A: Understanding this fat soluble vitamin and its important roles in biological functions can be complex.
Two basic types of vitamin K, K1 (phylloquinone) and K2 (menaquinone), work to activate proteins that normalize blood clotting and promote bone and cardiovascular health. K2 seems to play a larger role in activating osteocalcin for proper bone mineralization. It also helps keep calcium from accumulating in vessel walls which could eventually lead to hardening of arteries.
Vitamins K1 and K2 come from very different dietary sources. K1 can be found in plant-based foods like green leafy vegetables, Brussels sprouts, broccoli, kale, cabbage, and algae. The US National Institutes of Health (NIH) suggest that phylloquinone in plant foods is bound tightly to chloroplasts, which may hinder K1 absorption rates.

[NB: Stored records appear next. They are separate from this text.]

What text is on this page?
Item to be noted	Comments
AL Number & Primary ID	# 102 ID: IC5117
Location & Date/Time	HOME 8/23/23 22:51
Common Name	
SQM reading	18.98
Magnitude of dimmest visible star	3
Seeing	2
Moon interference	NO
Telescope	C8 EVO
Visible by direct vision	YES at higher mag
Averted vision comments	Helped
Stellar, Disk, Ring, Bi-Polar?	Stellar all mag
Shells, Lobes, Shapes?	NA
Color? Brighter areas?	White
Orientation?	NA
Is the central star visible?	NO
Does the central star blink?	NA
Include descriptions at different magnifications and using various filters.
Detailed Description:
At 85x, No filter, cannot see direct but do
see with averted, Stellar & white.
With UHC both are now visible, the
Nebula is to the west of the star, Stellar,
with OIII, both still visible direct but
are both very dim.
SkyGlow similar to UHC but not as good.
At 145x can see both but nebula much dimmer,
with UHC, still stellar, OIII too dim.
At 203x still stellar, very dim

K2, on the other hand, can be found in modest amounts in most animal foods like meats, cheeses, eggs, liver, and chicken. K2 can also be found in fermented foods like natto and kimchi. Natto, fermented soybeans, offers the highest amount of menaquinone-7 (MK-7), a well-researched subgroup of K2, according to the NIH.
Vitamin K2 may also be synthesized by bacteria in our intestines. Not all subgroups of K2 originate from a bacterial origin. Menaquinone-4 (MK-4), also a subgroup of K2, is actually produced by vitamin K1. Another good reason to keep eating your leafy greens.
An assessment by a health professional that takes into consideration your diet, gender, age, and your major health concerns can be helpful when deciding if you are getting enough vitamin K. If you’re thinking of supplementing, work with your health care practitioner to avoid any possible contraindications.